Et sur ces mots, il fit un pas en arrière, banda son arc, et planta une flèche dans le cœur d’Ours Gris. L’homme s’effondra, et sa famille, qui était sortie alertée par les cris, s’enfuit vers la maison. Le jeune homme les poursuivit, mais Blaireau s’exclama :
« Attends ! L’un d’eux nous a sauvé de la famine !
– Pas d’inquiétude père, je saurai le reconnaître. »
Et avant que la femme n’ait pu fermer la porte, il s’engouffra dans la maison à leur suite.
« C’est moi qui ait donné ma part à Blaireau et sa famille ! s’écria un des fils. Mais un autre reprit :
« Non c’est moi !
– Menteur, c’était moi ! »
Leur mère alors les interrompit : « Ils essayent tous de gagner ta sympathie, mais c’est moi qui nourrissait le frère de mon mari, au risque d’essuyer sa colère. »
Seul le plus jeune se taisait. Le garçon du caillot de sang leur demanda alors : « Vous tous qui prétendez avoir été bons pour mon père, qu’attendez-vous de moi ?

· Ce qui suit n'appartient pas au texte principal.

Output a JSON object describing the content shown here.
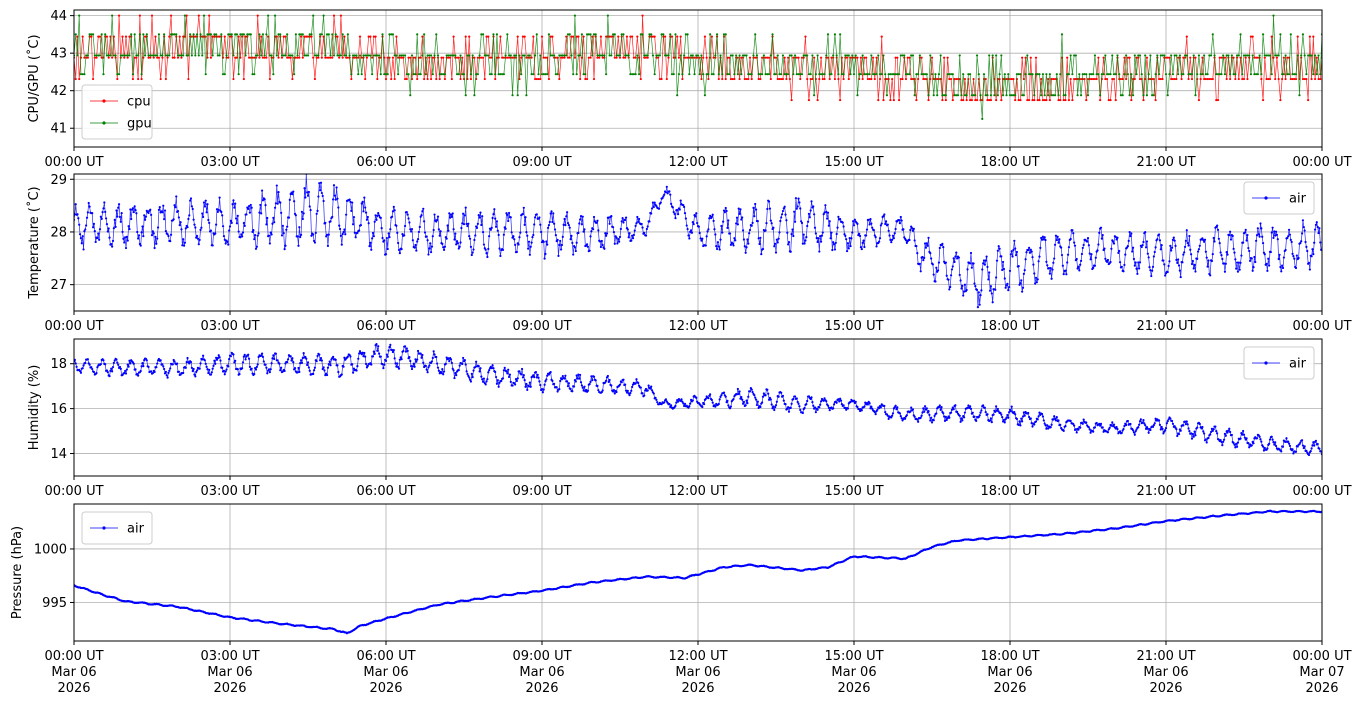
{
  "chart_data": [
    {
      "type": "line",
      "ylabel": "CPU/GPU (˚C)",
      "xlim": [
        "2026-03-06T00:00",
        "2026-03-07T00:00"
      ],
      "ylim": [
        40.5,
        44.15
      ],
      "yticks": [
        41,
        42,
        43,
        44
      ],
      "xtick_labels": [
        "00:00 UT",
        "03:00 UT",
        "06:00 UT",
        "09:00 UT",
        "12:00 UT",
        "15:00 UT",
        "18:00 UT",
        "21:00 UT",
        "00:00 UT"
      ],
      "grid": true,
      "legend_position": "lower-left",
      "series": [
        {
          "name": "cpu",
          "color": "#ff0000",
          "interval_min": 2,
          "levels": [
            41.75,
            42.31,
            42.88,
            43.44,
            44.0
          ],
          "x": [
            "00:00",
            "01:00",
            "02:00",
            "03:00",
            "04:00",
            "05:00",
            "06:00",
            "07:00",
            "08:00",
            "09:00",
            "10:00",
            "11:00",
            "12:00",
            "13:00",
            "14:00",
            "15:00",
            "16:00",
            "16:30",
            "17:00",
            "18:00",
            "19:00",
            "20:00",
            "21:00",
            "22:00",
            "23:00",
            "24:00"
          ],
          "y": [
            43.1,
            43.0,
            43.3,
            43.2,
            43.2,
            43.1,
            42.8,
            42.7,
            42.8,
            42.8,
            43.0,
            43.1,
            42.8,
            42.6,
            42.6,
            42.6,
            42.4,
            42.2,
            42.0,
            42.1,
            42.2,
            42.4,
            42.5,
            42.6,
            42.7,
            42.7
          ],
          "spread": 0.45
        },
        {
          "name": "gpu",
          "color": "#008000",
          "interval_min": 2,
          "levels": [
            41.25,
            41.88,
            42.44,
            42.94,
            43.5,
            44.0
          ],
          "x": [
            "00:00",
            "01:00",
            "02:00",
            "03:00",
            "04:00",
            "05:00",
            "06:00",
            "07:00",
            "08:00",
            "09:00",
            "10:00",
            "11:00",
            "12:00",
            "13:00",
            "14:00",
            "15:00",
            "16:00",
            "16:30",
            "17:00",
            "18:00",
            "19:00",
            "20:00",
            "21:00",
            "22:00",
            "23:00",
            "24:00"
          ],
          "y": [
            43.1,
            43.0,
            43.2,
            43.1,
            43.2,
            43.1,
            42.8,
            42.7,
            42.8,
            42.8,
            43.0,
            43.1,
            42.8,
            42.7,
            42.7,
            42.7,
            42.5,
            42.3,
            42.1,
            42.3,
            42.4,
            42.5,
            42.6,
            42.7,
            42.8,
            42.8
          ],
          "spread": 0.45
        }
      ]
    },
    {
      "type": "line",
      "ylabel": "Temperature (˚C)",
      "xlim": [
        "2026-03-06T00:00",
        "2026-03-07T00:00"
      ],
      "ylim": [
        26.5,
        29.1
      ],
      "yticks": [
        27,
        28,
        29
      ],
      "xtick_labels": [
        "00:00 UT",
        "03:00 UT",
        "06:00 UT",
        "09:00 UT",
        "12:00 UT",
        "15:00 UT",
        "18:00 UT",
        "21:00 UT",
        "00:00 UT"
      ],
      "grid": true,
      "legend_position": "upper-right",
      "series": [
        {
          "name": "air",
          "color": "#0000ff",
          "interval_min": 1,
          "x": [
            "00:00",
            "01:00",
            "02:00",
            "03:00",
            "04:00",
            "04:30",
            "05:00",
            "06:00",
            "07:00",
            "08:00",
            "09:00",
            "10:00",
            "11:00",
            "11:20",
            "12:00",
            "13:00",
            "14:00",
            "15:00",
            "16:00",
            "16:10",
            "17:00",
            "17:30",
            "18:00",
            "19:00",
            "20:00",
            "21:00",
            "22:00",
            "23:00",
            "24:00"
          ],
          "y": [
            28.1,
            28.15,
            28.2,
            28.15,
            28.3,
            28.4,
            28.35,
            28.05,
            28.0,
            28.0,
            28.0,
            27.95,
            28.1,
            28.75,
            28.0,
            28.05,
            28.2,
            27.95,
            28.1,
            27.7,
            27.2,
            27.05,
            27.35,
            27.6,
            27.65,
            27.55,
            27.65,
            27.7,
            27.75
          ],
          "amplitude": [
            0.32,
            0.35,
            0.35,
            0.35,
            0.45,
            0.5,
            0.45,
            0.35,
            0.35,
            0.35,
            0.35,
            0.3,
            0.15,
            0.12,
            0.25,
            0.35,
            0.4,
            0.25,
            0.2,
            0.25,
            0.35,
            0.4,
            0.4,
            0.35,
            0.3,
            0.3,
            0.35,
            0.35,
            0.35
          ]
        }
      ]
    },
    {
      "type": "line",
      "ylabel": "Humidity (%)",
      "xlim": [
        "2026-03-06T00:00",
        "2026-03-07T00:00"
      ],
      "ylim": [
        13.0,
        19.1
      ],
      "yticks": [
        14,
        16,
        18
      ],
      "xtick_labels": [
        "00:00 UT",
        "03:00 UT",
        "06:00 UT",
        "09:00 UT",
        "12:00 UT",
        "15:00 UT",
        "18:00 UT",
        "21:00 UT",
        "00:00 UT"
      ],
      "grid": true,
      "legend_position": "upper-right",
      "series": [
        {
          "name": "air",
          "color": "#0000ff",
          "interval_min": 1,
          "x": [
            "00:00",
            "01:00",
            "02:00",
            "03:00",
            "04:00",
            "05:00",
            "06:00",
            "07:00",
            "08:00",
            "09:00",
            "10:00",
            "11:00",
            "11:20",
            "12:00",
            "13:00",
            "14:00",
            "15:00",
            "16:00",
            "17:00",
            "18:00",
            "19:00",
            "20:00",
            "21:00",
            "22:00",
            "23:00",
            "24:00"
          ],
          "y": [
            17.9,
            17.8,
            17.8,
            18.0,
            18.0,
            17.9,
            18.4,
            18.0,
            17.5,
            17.2,
            17.1,
            16.9,
            16.2,
            16.3,
            16.5,
            16.2,
            16.2,
            15.7,
            15.8,
            15.7,
            15.3,
            15.1,
            15.3,
            14.8,
            14.4,
            14.2
          ],
          "amplitude": [
            0.25,
            0.3,
            0.3,
            0.35,
            0.35,
            0.4,
            0.4,
            0.4,
            0.35,
            0.35,
            0.3,
            0.25,
            0.15,
            0.2,
            0.35,
            0.3,
            0.2,
            0.25,
            0.3,
            0.3,
            0.25,
            0.2,
            0.3,
            0.3,
            0.25,
            0.25
          ]
        }
      ]
    },
    {
      "type": "line",
      "ylabel": "Pressure (hPa)",
      "xlim": [
        "2026-03-06T00:00",
        "2026-03-07T00:00"
      ],
      "ylim": [
        991.4,
        1004.2
      ],
      "yticks": [
        995,
        1000
      ],
      "xtick_labels": [
        "00:00 UT\nMar 06\n2026",
        "03:00 UT\nMar 06\n2026",
        "06:00 UT\nMar 06\n2026",
        "09:00 UT\nMar 06\n2026",
        "12:00 UT\nMar 06\n2026",
        "15:00 UT\nMar 06\n2026",
        "18:00 UT\nMar 06\n2026",
        "21:00 UT\nMar 06\n2026",
        "00:00 UT\nMar 07\n2026"
      ],
      "grid": true,
      "legend_position": "upper-left",
      "series": [
        {
          "name": "air",
          "color": "#0000ff",
          "interval_min": 1,
          "x": [
            "00:00",
            "00:30",
            "01:00",
            "02:00",
            "03:00",
            "04:00",
            "05:00",
            "05:15",
            "05:30",
            "06:00",
            "07:00",
            "08:00",
            "09:00",
            "10:00",
            "11:00",
            "11:45",
            "12:30",
            "13:00",
            "14:00",
            "14:30",
            "15:00",
            "16:00",
            "16:30",
            "17:00",
            "18:00",
            "19:00",
            "20:00",
            "21:00",
            "22:00",
            "23:00",
            "24:00"
          ],
          "y": [
            996.6,
            995.8,
            995.1,
            994.6,
            993.6,
            993.0,
            992.5,
            992.1,
            992.8,
            993.5,
            994.8,
            995.5,
            996.1,
            996.9,
            997.4,
            997.3,
            998.3,
            998.5,
            998.0,
            998.3,
            999.3,
            999.1,
            1000.2,
            1000.8,
            1001.1,
            1001.4,
            1001.9,
            1002.6,
            1003.1,
            1003.5,
            1003.5
          ],
          "amplitude": [
            0.05,
            0.05,
            0.05,
            0.05,
            0.05,
            0.05,
            0.05,
            0.05,
            0.05,
            0.05,
            0.05,
            0.05,
            0.05,
            0.05,
            0.05,
            0.05,
            0.05,
            0.05,
            0.05,
            0.05,
            0.05,
            0.05,
            0.05,
            0.05,
            0.05,
            0.05,
            0.05,
            0.05,
            0.05,
            0.05,
            0.05
          ]
        }
      ]
    }
  ]
}
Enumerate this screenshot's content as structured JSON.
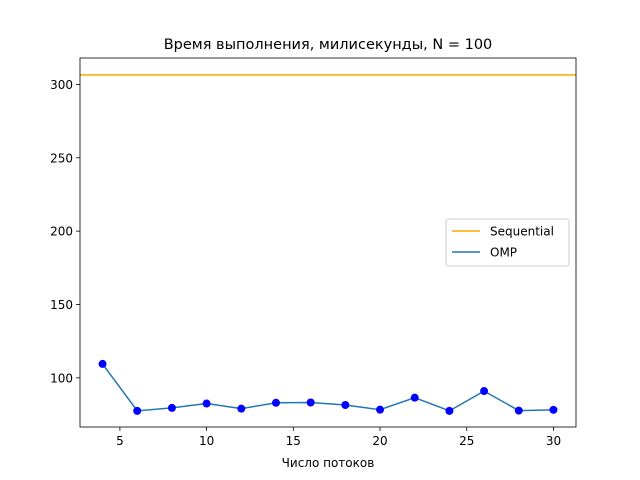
{
  "chart_data": {
    "type": "line",
    "title": "Время выполнения, милисекунды, N = 100",
    "xlabel": "Число потоков",
    "ylabel": "",
    "xlim": [
      2.7,
      31.3
    ],
    "ylim": [
      66.5,
      318
    ],
    "xticks": [
      5,
      10,
      15,
      20,
      25,
      30
    ],
    "yticks": [
      100,
      150,
      200,
      250,
      300
    ],
    "grid": false,
    "legend_position": "center-right",
    "series": [
      {
        "name": "Sequential",
        "kind": "hline",
        "color": "#ffa500",
        "y": 306.5
      },
      {
        "name": "OMP",
        "kind": "line",
        "color": "#1f77b4",
        "marker_color": "#0000ff",
        "x": [
          4,
          6,
          8,
          10,
          12,
          14,
          16,
          18,
          20,
          22,
          24,
          26,
          28,
          30
        ],
        "y": [
          109.5,
          77.5,
          79.5,
          82.5,
          79,
          83,
          83.2,
          81.5,
          78.3,
          86.5,
          77.5,
          91,
          77.7,
          78.2
        ]
      }
    ]
  }
}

– Ta pitié ! crièrent-ils tous en même temps.
– Eh bien voilà la pitié que vous avez eue pour mon père. »
Et en quatre flèches rapides, il les abattit tous, à l’exception du plus jeune. Lui rentra chez lui, avec assez de provisions pour tenir une année, et Blaireau et sa famille, avec son nouveau fils, purent rentrer chez eux. A nouveau, ils ne manquèrent plus de rien et en firent profiter leurs voisins. Après quelques années, le garçon du caillot de sang partit pour vivre de nombreuses aventures, mais c’est l’histoire d’un autre soir.